One of the most important issues facing states this legislative session is whether to create a health care exchange to implement the president’s health care law. States are being tempted by words like “flexibility” and very large grants from the Department of Health and Human Services (HHS) to gain their compliance, but states that value health care freedom should resist and refuse to implement Obama’s health care exchanges.
Health care exchanges organized voluntarily by market participants are something that conservatives could support. Exchanges should function as a free-market mechanism allowing consumers to make informed health care purchasing decisions in a simple, innovative and transparent manner. Yet, the exchanges as created by Obamacare and HHS fail to meet this most basic standard.
These exchanges pile thousands of pages of rules, regulations and mandates on each state’s insurance markets, harming competition and consumers. Forcing insurers to provide “essential health benefits” under “qualified health plans” with little to no cost-sharing does nothing but raise premiums, a fact even acknowledged by Obamacare’s chief architect, economist Jonathan Gruber. According to a study of the Wisconsin insurance market authored by Gruber, Obamacare will push up individual premiums by an average of 30% in the Badger State.
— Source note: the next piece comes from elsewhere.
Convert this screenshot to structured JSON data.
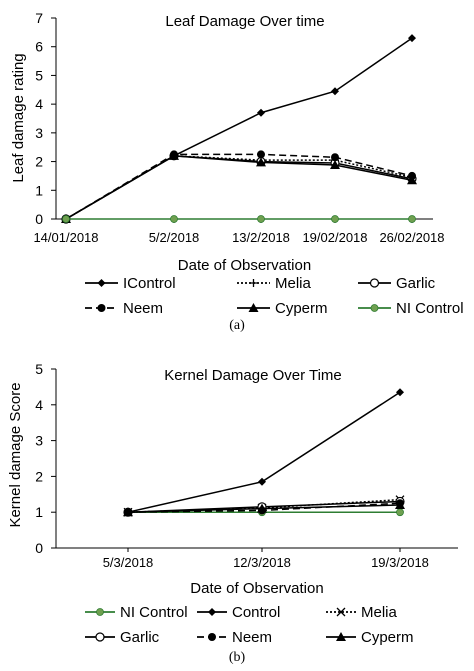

Conservative proponents of state exchange creation, like David Merritt here at The Daily Caller, argue that states will have “flexibility” if they create exchanges themselves. A review of the facts show this statement doesn’t pass the laugh test.
Just this week, HHS released its final rule governing exchange creation. The 644-page rule included the word “must” over 1,000 times and “require” more than 320 times. The rule gets so specific as to dictate what items a state must include on its exchange website and how its call center must operate. Under the regulation, any state hoping to create an exchange must first apply to HHS using its “exchange blueprint” template. Secretary Sebelius has sole authority to approve or deny the application. Additionally, any “significant change” must also be approved by the secretary.
The rule itself says that the “minimum functions [outlined in the rule] … are a floor not a ceiling.” Proponents like Merritt argue that if a state doesn’t create an exchange, the federal government will. Under these thousands of pages of regulations and frameworks established by HHS, there is no distinction between the two. States only have the option to further concentrate control in the hands of bureaucrats, not keep it where it belongs: between patients and doctors.
After all of this, even if a state wanted to create an exchange, it would be an almost impossible task. To create exchanges, states must receive approval from HHS by January 1, 2013, which is a little more than nine months away. States would need to rush to create a large Web portal that allows insurers to market their products, helps consumers shop for and purchase insurance and interfaces with various state and federal agencies to provide eligibility and enrollment decisions in hours, not weeks. It would need to be far more complex than the Travelocity-style website proponents describe.